Kosmos Energy, reporting earlier this month, said Jubilee production had averaged 95,900 bpd in the third quarter. This, it said, was up 32% from the previous quarter. Furthermore, gross production at Jubilee has reached 100,000 bpd, with the start up of three production wells in the third quarter.
Kosmos did note that two water injection wells had been delayed but were now online. As such, the US company reported a “slower ramp-up in Jubilee production”. For Kosmos, this delay will see one cargo that had been planned for the fourth quarter of this year deferred into early 2024.
A note from Peel Hunt said the Jubilee production would have no impact on Tullow’s lifting this year.
Bond business
Despite the production challenge, Tullow has seen its finances improving. It expects to produce $50mn more of free cash flow this year, as a result of Gabon sales and deferrals in capital expenditure.

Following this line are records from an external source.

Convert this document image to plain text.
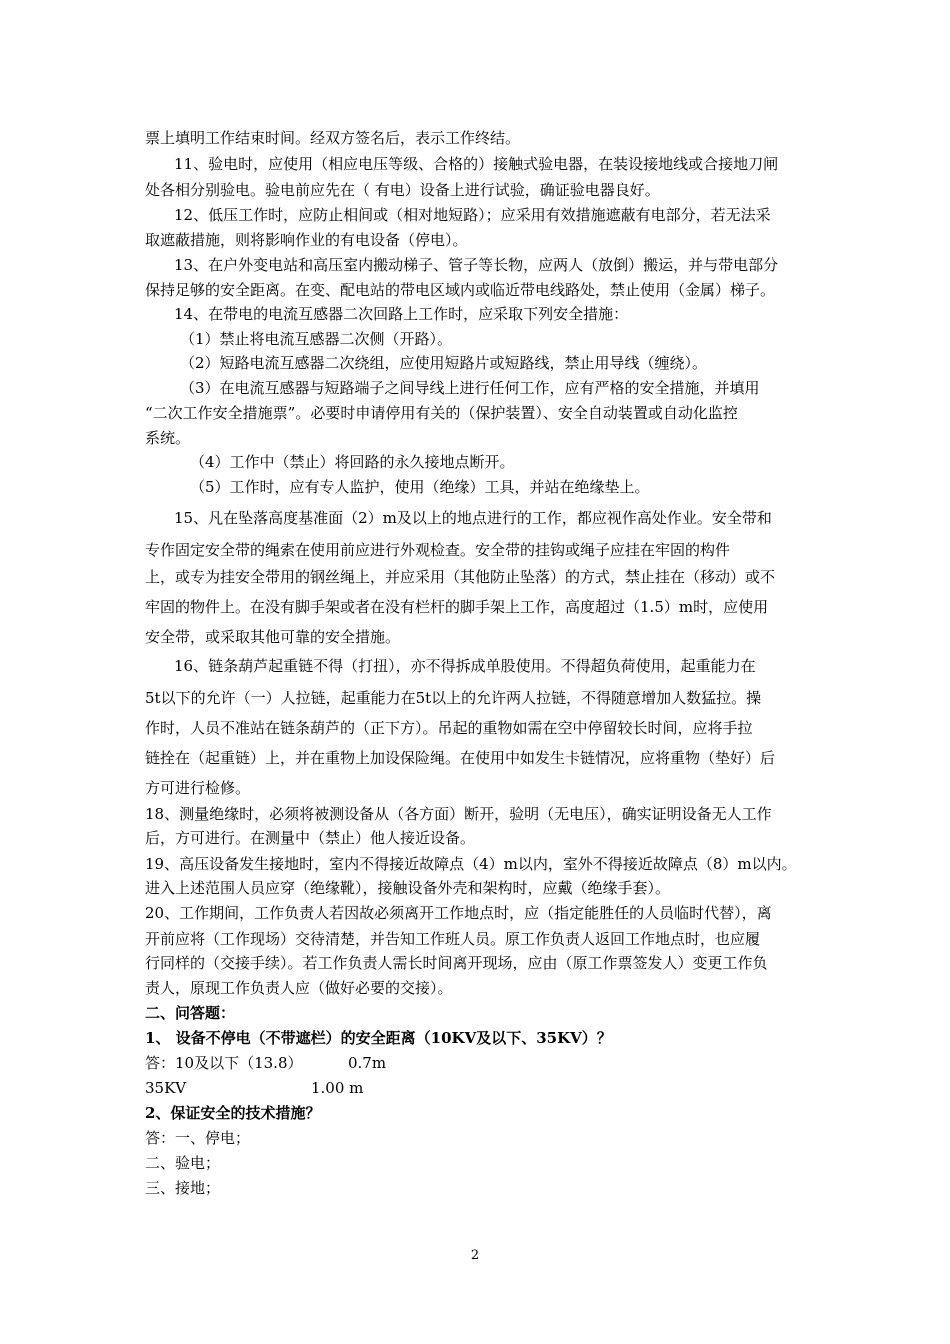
票上填明工作结束时间。经双方签名后，表示工作终结。
11、验电时，应使用（相应电压等级、合格的）接触式验电器，在装设接地线或合接地刀闸
处各相分别验电。验电前应先在（ 有电）设备上进行试验，确证验电器良好。
12、低压工作时，应防止相间或（相对地短路）；应采用有效措施遮蔽有电部分，若无法采
取遮蔽措施，则将影响作业的有电设备（停电）。
13、在户外变电站和高压室内搬动梯子、管子等长物，应两人（放倒）搬运，并与带电部分
保持足够的安全距离。在变、配电站的带电区域内或临近带电线路处，禁止使用（金属）梯子。
14、在带电的电流互感器二次回路上工作时，应采取下列安全措施：
（1）禁止将电流互感器二次侧（开路）。
（2）短路电流互感器二次绕组，应使用短路片或短路线，禁止用导线（缠绕）。
（3）在电流互感器与短路端子之间导线上进行任何工作，应有严格的安全措施，并填用
“二次工作安全措施票”。必要时申请停用有关的（保护装置）、安全自动装置或自动化监控
系统。
（4）工作中（禁止）将回路的永久接地点断开。
（5）工作时，应有专人监护，使用（绝缘）工具，并站在绝缘垫上。
15、凡在坠落高度基准面（2）m及以上的地点进行的工作，都应视作高处作业。安全带和
专作固定安全带的绳索在使用前应进行外观检查。安全带的挂钩或绳子应挂在牢固的构件
上，或专为挂安全带用的钢丝绳上，并应采用（其他防止坠落）的方式，禁止挂在（移动）或不
牢固的物件上。在没有脚手架或者在没有栏杆的脚手架上工作，高度超过（1.5）m时，应使用
安全带，或采取其他可靠的安全措施。
16、链条葫芦起重链不得（打扭），亦不得拆成单股使用。不得超负荷使用，起重能力在
5t以下的允许（一）人拉链，起重能力在5t以上的允许两人拉链，不得随意增加人数猛拉。操
作时，人员不准站在链条葫芦的（正下方）。吊起的重物如需在空中停留较长时间，应将手拉
链拴在（起重链）上，并在重物上加设保险绳。在使用中如发生卡链情况，应将重物（垫好）后
方可进行检修。
18、测量绝缘时，必须将被测设备从（各方面）断开，验明（无电压），确实证明设备无人工作
后，方可进行。在测量中（禁止）他人接近设备。
19、高压设备发生接地时，室内不得接近故障点（4）m以内，室外不得接近故障点（8）m以内。
进入上述范围人员应穿（绝缘靴），接触设备外壳和架构时，应戴（绝缘手套）。
20、工作期间，工作负责人若因故必须离开工作地点时，应（指定能胜任的人员临时代替），离
开前应将（工作现场）交待清楚，并告知工作班人员。原工作负责人返回工作地点时，也应履
行同样的（交接手续）。若工作负责人需长时间离开现场，应由（原工作票签发人）变更工作负
责人，原现工作负责人应（做好必要的交接）。
二、问答题：
1、 设备不停电（不带遮栏）的安全距离（10KV及以下、35KV）？
答：10及以下（13.8）	0.7m
35KV	1.00 m
2、保证安全的技术措施？
答：一、停电；
二、验电；
三、接地；
2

The company also recently announced a $400 million debt facility with Glencore.
Tullow has also taken steps to buy up more of its bonds that were due in 2025 and 2026. It aims to buy $300mn of the first tranche and up to $100mn in the second.
The Glencore deal provides liquidity to help Tullow pay down debt, although it comes at a high price.
“The wider refinancing continues, and while the overall cost of the debt has increased, the maturity of the debt has been extended, which takes pressure off the balance sheet in the near term,” Kelty said. “Overall debt levels remain very high, and while higher commodity prices will help FCF generation, there is little scope for growth over the longer term in the core portfolio.”
Tullow bought back $167mn of its notes in June, paying only $100mn. Standard & Poor’s cut Tullow’s rating following the purchase, downgrading the notes to CCC+, which is seen as speculative. Tullow has offered a minimum purchase price of 89.125% of the bonds’ value, via a Dutch auction.
When it bought the bonds back in June, it offered a minimum price of 55.5%.